Along with more European Americans, Mexican and Mexican American railroad workers ("traqueros") settled in the community. African-Americans came in later, and many of the men were Pullman car porters and other railroad workers. Schoolroom photos from 1909 and 1911 show only two or three black faces among the 30 or so children pictured. By 1914, a black realtor, Charles C. Leake, was doing business in the area.
Watts did not become predominantly black until the 1940s, as the Second Great Migration brought tens of thousands of migrants, mostly from Louisiana, Mississippi, Arkansas, and Texas, who left segregated Southern states in search of better opportunities in California. During World War II, the city built several large housing projects (including Nickerson Gardens, Jordan Downs, and Imperial Courts) for the thousands of new workers in war industries. By the early 1960s, these projects had become nearly 100 percent black, as whites moved on to new suburbs outside the central city. As industrial jobs disappeared from the area, the projects housed many more poor families than they had traditionally.
Longstanding resentment by Los Angeles's working-class black community over discriminatory treatment by police and inadequate public services (especially schools and hospitals) exploded on August 11, 1965, into what were commonly known as the Watts Riots. The event that precipitated the disturbances, the arrest of a black youth by the California Highway Patrol on drunk-driving charges, actually occurred outside Watts. Mobs did the most property damage in Watts in the turmoil.
Watts suffered further in the 1970s, as gangs gained strength and raised the level of violence in the neighborhood. Between 1989 and 2005, police reported more than 500 homicides in Watts, most of them gang-related and tied to wars over control of the lucrative illicit market created by illegal drugs. Four of Watts's influential gangs— Watts Cirkle City Piru Bloods, Grape Street Watts Crips, Bounty Hunter Watts Bloods, and PJ Watts Crips—formed a Peace Treaty agreement on April 26, 1992 following just over 4 years of peace talks which were initiated in July 1988 with the support of the local community and mosque, Masjid Al Rasul (where talks had be conducted and the treaty was finalized).

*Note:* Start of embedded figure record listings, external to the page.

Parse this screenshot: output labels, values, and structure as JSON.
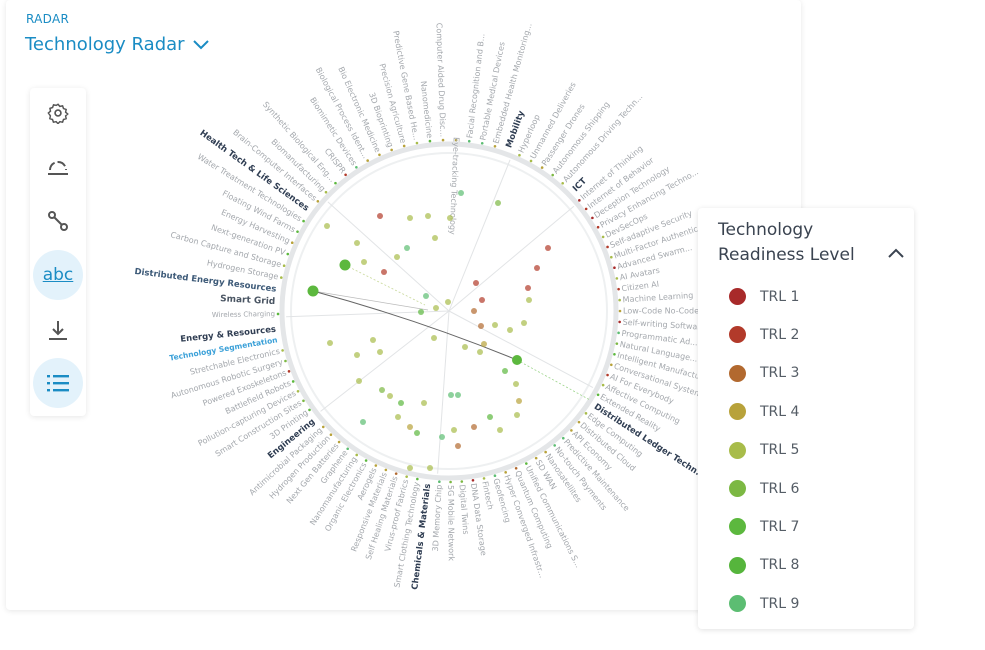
{
  "header": {
    "kicker": "RADAR",
    "title": "Technology Radar"
  },
  "sidebar": {
    "items": [
      {
        "icon": "gear-icon"
      },
      {
        "icon": "semicircle-icon"
      },
      {
        "icon": "connection-icon"
      },
      {
        "icon": "text-labels-icon",
        "label": "abc",
        "active": true
      },
      {
        "icon": "download-icon"
      },
      {
        "icon": "list-icon",
        "active": true
      }
    ]
  },
  "legend": {
    "title": "Technology Readiness Level",
    "items": [
      {
        "label": "TRL 1",
        "color": "#a82a2a"
      },
      {
        "label": "TRL 2",
        "color": "#b23a2a"
      },
      {
        "label": "TRL 3",
        "color": "#b2692f"
      },
      {
        "label": "TRL 4",
        "color": "#b8a23a"
      },
      {
        "label": "TRL 5",
        "color": "#a8bc4a"
      },
      {
        "label": "TRL 6",
        "color": "#7cb843"
      },
      {
        "label": "TRL 7",
        "color": "#5cb83e"
      },
      {
        "label": "TRL 8",
        "color": "#56b53c"
      },
      {
        "label": "TRL 9",
        "color": "#5cbd72"
      }
    ]
  },
  "radar": {
    "labels": [
      {
        "text": "Mobility",
        "type": "segment"
      },
      {
        "text": "Hyperloop",
        "trl": 5
      },
      {
        "text": "Unmanned Deliveries",
        "trl": 5
      },
      {
        "text": "Passenger Drones",
        "trl": 4
      },
      {
        "text": "Autonomous Shipping",
        "trl": 6
      },
      {
        "text": "Autonomous Driving Techn...",
        "trl": 5
      },
      {
        "text": "ICT",
        "type": "segment"
      },
      {
        "text": "Internet of Thinking",
        "trl": 1
      },
      {
        "text": "Internet of Behavior",
        "trl": 2
      },
      {
        "text": "Deception Technology",
        "trl": 1
      },
      {
        "text": "Privacy Enhancing Techno...",
        "trl": 2
      },
      {
        "text": "DevSecOps",
        "trl": 5
      },
      {
        "text": "Self-adaptive Security",
        "trl": 2
      },
      {
        "text": "Multi-Factor Authentication",
        "trl": 5
      },
      {
        "text": "Advanced Swarm...",
        "trl": 1
      },
      {
        "text": "AI Avatars",
        "trl": 5
      },
      {
        "text": "Citizen AI",
        "trl": 2
      },
      {
        "text": "Machine Learning",
        "trl": 5
      },
      {
        "text": "Low-Code No-Code",
        "trl": 4
      },
      {
        "text": "Self-writing Software",
        "trl": 1
      },
      {
        "text": "Programmatic Ad...",
        "trl": 9
      },
      {
        "text": "Natural Language...",
        "trl": 6
      },
      {
        "text": "Intelligent Manufacturing",
        "trl": 7
      },
      {
        "text": "Conversational Systems",
        "trl": 4
      },
      {
        "text": "AI For Everybody",
        "trl": 2
      },
      {
        "text": "Affective Computing",
        "trl": 5
      },
      {
        "text": "Extended Reality",
        "trl": 7
      },
      {
        "text": "Distributed Ledger Techn...",
        "type": "segment"
      },
      {
        "text": "Edge Computing",
        "trl": 5
      },
      {
        "text": "Distributed Cloud",
        "trl": 4
      },
      {
        "text": "API Economy",
        "trl": 4
      },
      {
        "text": "Predictive Maintenance",
        "trl": 9
      },
      {
        "text": "No-touch Payments",
        "trl": 9
      },
      {
        "text": "Nanosatellites",
        "trl": 4
      },
      {
        "text": "SD WAN",
        "trl": 4
      },
      {
        "text": "Unified Communications S...",
        "trl": 7
      },
      {
        "text": "Quantum Computing",
        "trl": 3
      },
      {
        "text": "Hyper Converged Infrastr...",
        "trl": 4
      },
      {
        "text": "Geofencing",
        "trl": 9
      },
      {
        "text": "Fintech",
        "trl": 5
      },
      {
        "text": "DNA Data Storage",
        "trl": 1
      },
      {
        "text": "Digital Twins",
        "trl": 6
      },
      {
        "text": "5G Mobile Network",
        "trl": 6
      },
      {
        "text": "3D Memory Chip",
        "trl": 9
      },
      {
        "text": "Chemicals & Materials",
        "type": "segment"
      },
      {
        "text": "Smart Clothing Technology",
        "trl": 7
      },
      {
        "text": "Virus-proof Fabrics",
        "trl": 5
      },
      {
        "text": "Self Healing Materials",
        "trl": 3
      },
      {
        "text": "Responsive Materials",
        "trl": 4
      },
      {
        "text": "Aerogels",
        "trl": 4
      },
      {
        "text": "Organic Electronics",
        "trl": 7
      },
      {
        "text": "Nanomanufacturing",
        "trl": 5
      },
      {
        "text": "Graphene",
        "trl": 9
      },
      {
        "text": "Next Gen Batteries",
        "trl": 4
      },
      {
        "text": "Hydrogen Production",
        "trl": 4
      },
      {
        "text": "Antimicrobial Packaging",
        "trl": 4
      },
      {
        "text": "Engineering",
        "type": "segment"
      },
      {
        "text": "3D Printing",
        "trl": 7
      },
      {
        "text": "Smart Construction Sites",
        "trl": 6
      },
      {
        "text": "Pollution-capturing Devices",
        "trl": 5
      },
      {
        "text": "Battlefield Robots",
        "trl": 7
      },
      {
        "text": "Powered Exoskeletons",
        "trl": 2
      },
      {
        "text": "Autonomous Robotic Surgery",
        "trl": 6
      },
      {
        "text": "Stretchable Electronics",
        "trl": 5
      },
      {
        "text": "Technology Segmentation",
        "type": "sub"
      },
      {
        "text": "Energy & Resources",
        "type": "segment"
      },
      {
        "text": "Wireless Charging",
        "trl": 7,
        "small": true
      },
      {
        "text": "Smart Grid",
        "type": "group"
      },
      {
        "text": "Distributed Energy Resources",
        "type": "groupblue"
      },
      {
        "text": "Hydrogen Storage",
        "trl": 5
      },
      {
        "text": "Carbon Capture and Storage",
        "trl": 5
      },
      {
        "text": "Next-generation PV",
        "trl": 7
      },
      {
        "text": "Energy Harvesting",
        "trl": 4
      },
      {
        "text": "Floating Wind Farms",
        "trl": 7
      },
      {
        "text": "Water Treatment Technologies",
        "trl": 7
      },
      {
        "text": "Health Tech & Life Sciences",
        "type": "segment"
      },
      {
        "text": "Brain-Computer Interfaces",
        "trl": 4
      },
      {
        "text": "Biomanufacturing",
        "trl": 5
      },
      {
        "text": "Synthetic Biological Eng...",
        "trl": 7
      },
      {
        "text": "CRISPR",
        "trl": 2
      },
      {
        "text": "Biomimetic Devices",
        "trl": 9
      },
      {
        "text": "Biological Process Ident...",
        "trl": 4
      },
      {
        "text": "Bio Electronic Medicine",
        "trl": 4
      },
      {
        "text": "3D Bioprinting",
        "trl": 4
      },
      {
        "text": "Precision Agriculture",
        "trl": 4
      },
      {
        "text": "Predictive Gene Based He...",
        "trl": 5
      },
      {
        "text": "Nanomedicine",
        "trl": 7
      },
      {
        "text": "Computer Aided Drug Disc...",
        "trl": 4
      },
      {
        "text": "Eye-tracking Technology",
        "trl": 4,
        "mirrored": true
      },
      {
        "text": "Facial Recognition and B...",
        "trl": 9
      },
      {
        "text": "Portable Medical Devices",
        "trl": 9
      },
      {
        "text": "Embedded Health Monitoring...",
        "trl": 4
      }
    ]
  }
}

Twilight and Daude photos from the 1988 Peace Talks press conference were printed on the front pages of regional and local newspapers and their interviews with TV news crews were on every news channel. In the months and years to follow, Twilight would appear on National TV talk shows, radio talk shows, and speak at several college and university campuses. Both Twilight and Twelve received death threats due to misinterpretation of newspaper articles by their peers, many of whom would join the peace movement in the months and years to come.
After four years of peace talks, the Peace Treaty would be drafted and then agreed the day before the 1992 Los Angeles riots. The pact, supported by community-based education initiatives and private investments from prominent members of the community e.g. Jim Brown, continues to contribute to the decrease in gang-related death in Watts and the greater South Los Angeles area since 1992. Key hallmarks of the pact continue to influence life in Watts to date, with colors and territory having little to do with gang-related crime.
Beginning in the 1980s, due to gentrification, those African Americans who could leave Watts moved to other parts of South Los Angeles and suburban locations in the Antelope Valley, the Inland Empire, the San Gabriel Valley, Orange County, and the San Joaquin Valley. This process, which some call black flight, was part of the increasing gentrification of non-white inner-city communities implemented in the 1980s, in a journey typical of the larger American society. The black population in Watts has been replaced by successor migrants, primarily Hispanic immigrants of Mexican and Central American ancestry, as well as a smaller proportion of Ethiopian and Indian ancestry. This process of gentrification accelerated after the 1992 riots.
In addition, there has been a net migration of African Americans out of California to return to the South in a New Great Migration. From 1995–2000, California was a net loser of African-American residents. With new jobs, Southern states have attracted the most black college graduates since 1995.
Neighborhood leaders have begun a strategy to overcome Watts's reputation as a violence-prone and impoverished area. Special promotion has been given to the museums and art galleries in the area surrounding Watts Towers at 1765 East 107th St, near the Imperial Highway and suburb of Lynwood. This sculptural and architectural landmark has attracted many artists and professionals to the area. I Build the Tower, a feature-length documentary film about the Watts Towers and their creator, Simon Rodia, provides a history of Watts from the 1920s to the present and a record of the activities of the Watts Towers Arts Center.